Include File Tracking¶

Maintain a source map for merged files:

SourceMap {
    files: Vec<SourceFile>,
    offset_map: Vec<(merged_offset, file_id, local_offset)>,
}

SourceFile {
    path: Path,
    content: String,
    start_offset: usize,  // Offset in merged source
}

Convert merged offsets to file locations via binary search.

Error Aggregation¶

Collecting Errors¶

ErrorCollector {
    errors: Vec<Error>,
    warnings: Vec<Error>,
    max_errors: usize,
}

methods:
    error(e) - Add error if under limit
    warning(w) - Add warning (no limit)
    should_abort() - True if max_errors reached
    finish() - Return all errors and warnings

Error Deduplication¶

Avoid duplicates from cascading failures:

error_if_new(error):
    if not errors.any(e => e.span.overlaps(error.span)):
        errors.push(error)

Cascading Prevention¶

Mark tokens as synthetic during recovery:

Token {
    kind: TokenKind,
    span: Span,
    is_synthetic: bool,  // True if inserted during recovery
}

Skip error reporting for synthetic tokens to prevent cascading.

Testing Error Recovery¶

Recovery Tests¶

test_recovery_missing_flag():
    source = """
2024-01-01 "Deposit"
  Assets:Cash  100 USD
  Income:Salary
"""
    (ledger, errors) = parse_with_recovery(source)

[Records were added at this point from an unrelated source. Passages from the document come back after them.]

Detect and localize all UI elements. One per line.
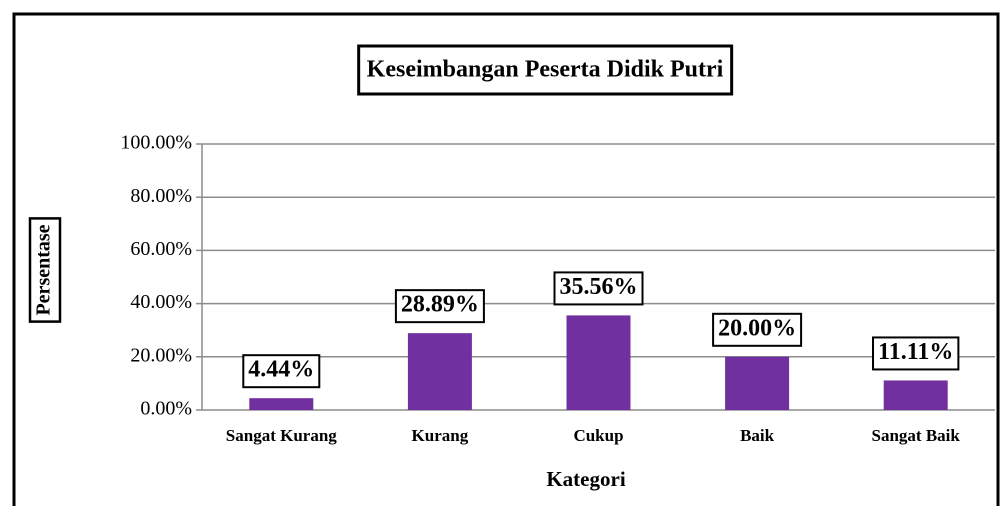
bar	[883, 380, 948, 410]
x-tick-label: Sangat Kurang	[226, 426, 337, 445]
y-tick-label: 80.00%	[130, 185, 192, 207]
y-tick-label: 60.00%	[130, 238, 192, 260]
value-label: 28.89%	[401, 292, 479, 318]
y-tick-label: 0.00%	[140, 398, 192, 420]
title-box	[357, 44, 734, 96]
x-tick-label: Baik	[740, 426, 775, 445]
value-label-box	[242, 354, 321, 389]
y-tick-label: 100.00%	[120, 132, 192, 154]
bar	[249, 398, 314, 410]
x-axis-label: Kategori	[546, 467, 625, 491]
y-tick-label: 40.00%	[130, 291, 192, 313]
value-label-box	[394, 289, 485, 324]
value-label: 11.11%	[878, 339, 953, 365]
value-label-box	[872, 336, 960, 371]
bar	[725, 356, 790, 410]
value-label: 20.00%	[718, 315, 796, 341]
value-label: 4.44%	[248, 357, 314, 383]
y-label-box	[28, 217, 62, 323]
x-tick-label: Kurang	[412, 426, 469, 445]
x-tick-label: Cukup	[573, 426, 623, 445]
chart-border	[12, 12, 1000, 506]
y-axis-label: Persentase	[33, 224, 55, 315]
x-tick-label: Sangat Baik	[872, 426, 961, 445]
bar	[407, 333, 472, 410]
chart-title: Keseimbangan Peserta Didik Putri	[367, 57, 724, 83]
value-label: 35.56%	[560, 274, 638, 300]
bar	[566, 315, 631, 410]
y-tick-label: 20.00%	[130, 344, 192, 366]
value-label-box	[553, 271, 644, 306]
value-label-box	[712, 312, 803, 347]
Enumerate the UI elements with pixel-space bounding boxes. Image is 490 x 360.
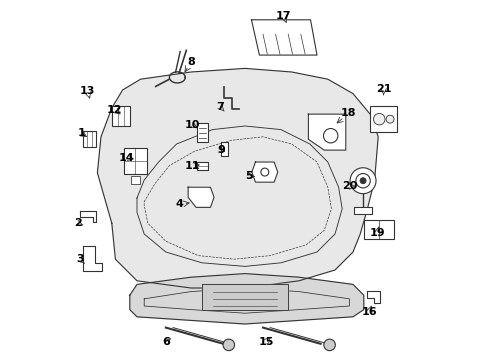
Text: 15: 15	[258, 337, 273, 347]
Text: 4: 4	[175, 199, 183, 210]
FancyBboxPatch shape	[197, 123, 208, 142]
Polygon shape	[130, 274, 364, 324]
Polygon shape	[308, 114, 346, 150]
Circle shape	[323, 129, 338, 143]
Polygon shape	[188, 187, 214, 207]
Text: 2: 2	[74, 218, 81, 228]
Circle shape	[356, 174, 370, 188]
Circle shape	[350, 168, 376, 194]
FancyBboxPatch shape	[354, 207, 372, 214]
Polygon shape	[252, 162, 278, 182]
Text: 20: 20	[343, 181, 358, 192]
Circle shape	[373, 113, 385, 125]
Text: 11: 11	[185, 161, 200, 171]
Text: 5: 5	[245, 171, 252, 181]
Text: 21: 21	[376, 84, 392, 94]
Text: 6: 6	[163, 337, 171, 347]
Polygon shape	[220, 142, 228, 156]
Text: 8: 8	[187, 57, 195, 67]
FancyBboxPatch shape	[123, 148, 147, 174]
Polygon shape	[251, 20, 317, 55]
Text: 3: 3	[76, 254, 84, 264]
Polygon shape	[98, 68, 378, 288]
Circle shape	[261, 168, 269, 176]
FancyBboxPatch shape	[370, 106, 397, 132]
Text: 18: 18	[341, 108, 356, 118]
Circle shape	[324, 339, 335, 351]
Circle shape	[360, 178, 366, 184]
Text: 13: 13	[80, 86, 95, 96]
FancyBboxPatch shape	[364, 220, 394, 239]
Circle shape	[223, 339, 235, 351]
Text: 10: 10	[185, 120, 200, 130]
Text: 19: 19	[369, 228, 385, 238]
Text: 12: 12	[107, 105, 122, 115]
FancyBboxPatch shape	[131, 176, 140, 184]
Polygon shape	[83, 246, 102, 271]
Polygon shape	[80, 211, 97, 222]
Text: 14: 14	[119, 153, 135, 163]
FancyBboxPatch shape	[197, 162, 208, 170]
Text: 9: 9	[218, 145, 225, 156]
FancyBboxPatch shape	[83, 131, 96, 147]
Polygon shape	[202, 284, 288, 310]
Circle shape	[386, 115, 394, 123]
Polygon shape	[367, 291, 380, 303]
FancyBboxPatch shape	[112, 106, 130, 126]
Text: 7: 7	[217, 102, 224, 112]
Text: 1: 1	[77, 128, 85, 138]
Text: 16: 16	[362, 307, 377, 318]
Text: 17: 17	[276, 11, 292, 21]
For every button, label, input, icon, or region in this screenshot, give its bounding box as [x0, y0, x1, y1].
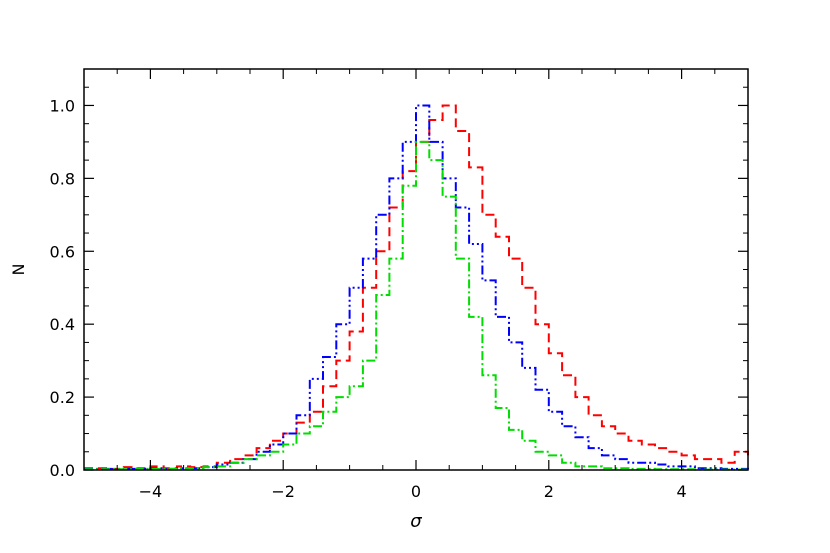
- y-axis-label: N: [9, 264, 28, 276]
- histogram-series-3: [84, 140, 748, 471]
- x-tick-label: 2: [544, 482, 554, 501]
- x-tick-label: 0: [411, 482, 421, 501]
- histogram-series-2: [84, 104, 749, 471]
- y-tick-label: 0.0: [50, 461, 75, 480]
- ticks-layer: [84, 69, 748, 471]
- y-tick-label: 0.4: [50, 315, 75, 334]
- labels-layer: −4 −2 0 2 4 0.0 0.2 0.4 0.6 0.8 1.0: [50, 96, 687, 501]
- y-tick-label: 0.8: [50, 169, 75, 188]
- x-axis-label: σ: [410, 511, 422, 532]
- y-tick-label: 0.6: [50, 242, 75, 261]
- y-tick-label: 0.2: [50, 388, 75, 407]
- series-layer: [84, 104, 749, 471]
- x-tick-label: −4: [139, 482, 163, 501]
- x-tick-label: −2: [271, 482, 295, 501]
- x-tick-label: 4: [677, 482, 687, 501]
- y-tick-label: 1.0: [50, 96, 75, 115]
- plot-frame: [83, 68, 749, 471]
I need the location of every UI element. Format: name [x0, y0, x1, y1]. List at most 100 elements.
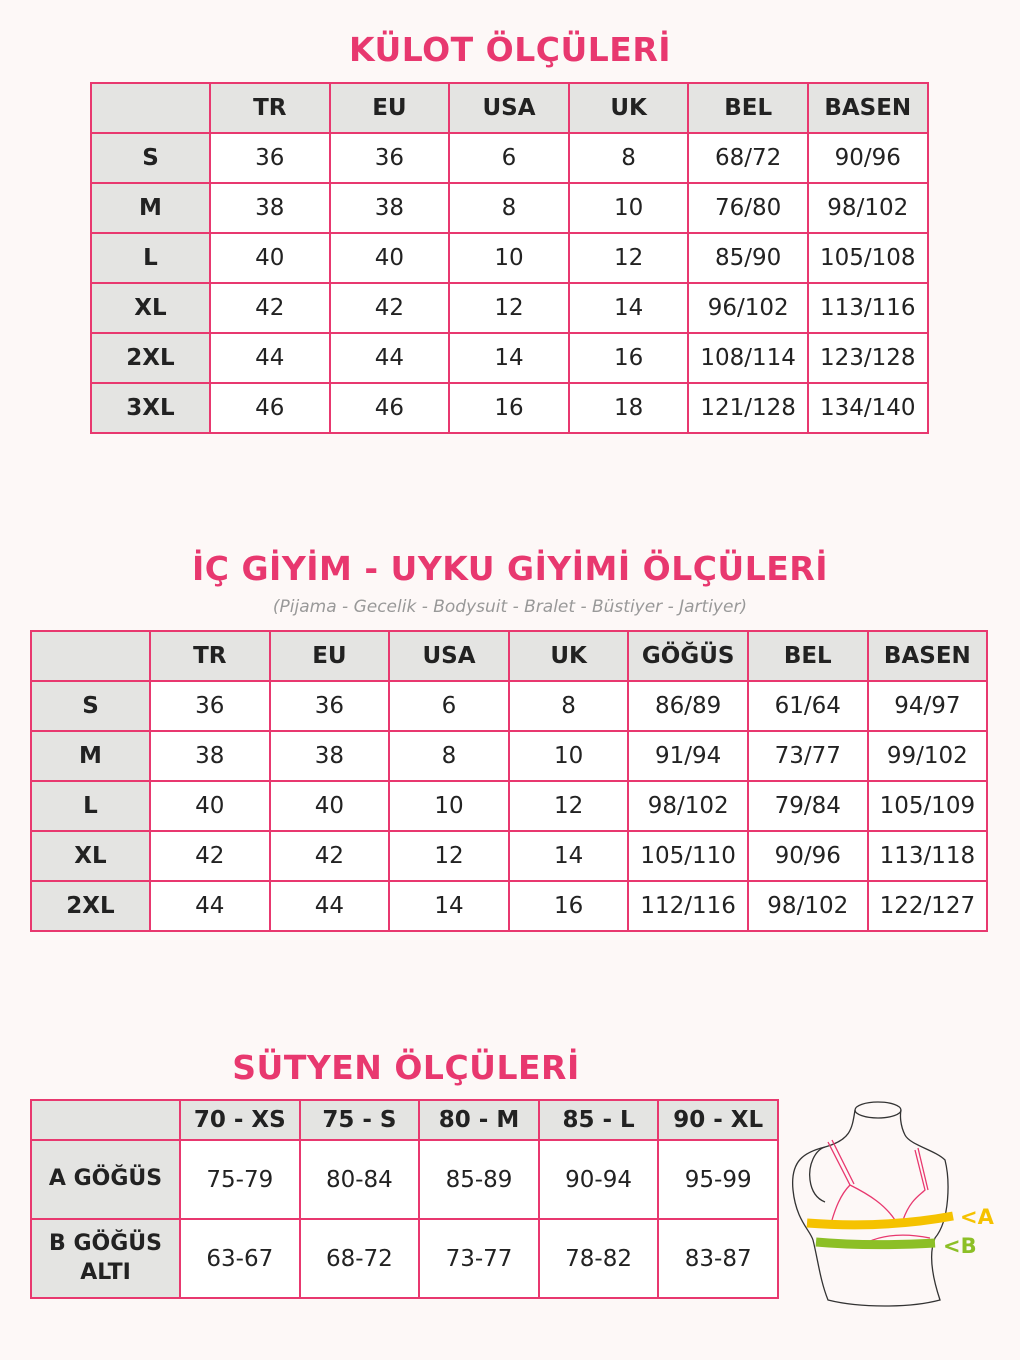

    assert ledger.transactions().count() == 1  // Recovered
    assert errors.any(e => e.message.contains("flag"))

test_recovery_continues_after_error():
    source = """
2024-01-01 * "First"
  Assets:Cash  100 USD
  Income:Salary

2024-01-02 * "Invalid"
  Assets:Cash  not_a_number USD
  Expenses:Food

2024-01-03 * "Third"
  Assets:Cash  50 USD
  Expenses:Food
"""
    (ledger, errors) = parse_with_recovery(source)

    assert ledger.transactions().count() == 2  // First and third
    assert errors.len() >= 1

Location Accuracy Tests¶

test_error_location():
    source = "2024-01-01 * \"Test\"\n  Invalid:Account  100 USD\n"
    (_, errors) = parse_with_recovery(source)

    assert errors[0].location.line == 2
    assert errors[0].location.column == 3

LSP Integration¶

For editor support, convert errors to LSP diagnostics:

Diagnostic {
    range: Range,          // 0-based line/column
    severity: Severity,
    code: String,
    message: String,
    related: Vec<RelatedInformation>,
}

Range {
    start: Position,
    end: Position,
}

Position {
    line: u32,      // 0-based for LSP
    character: u32, // UTF-16 code units
}

Note: LSP uses 0-based line numbers and UTF-16 character offsets.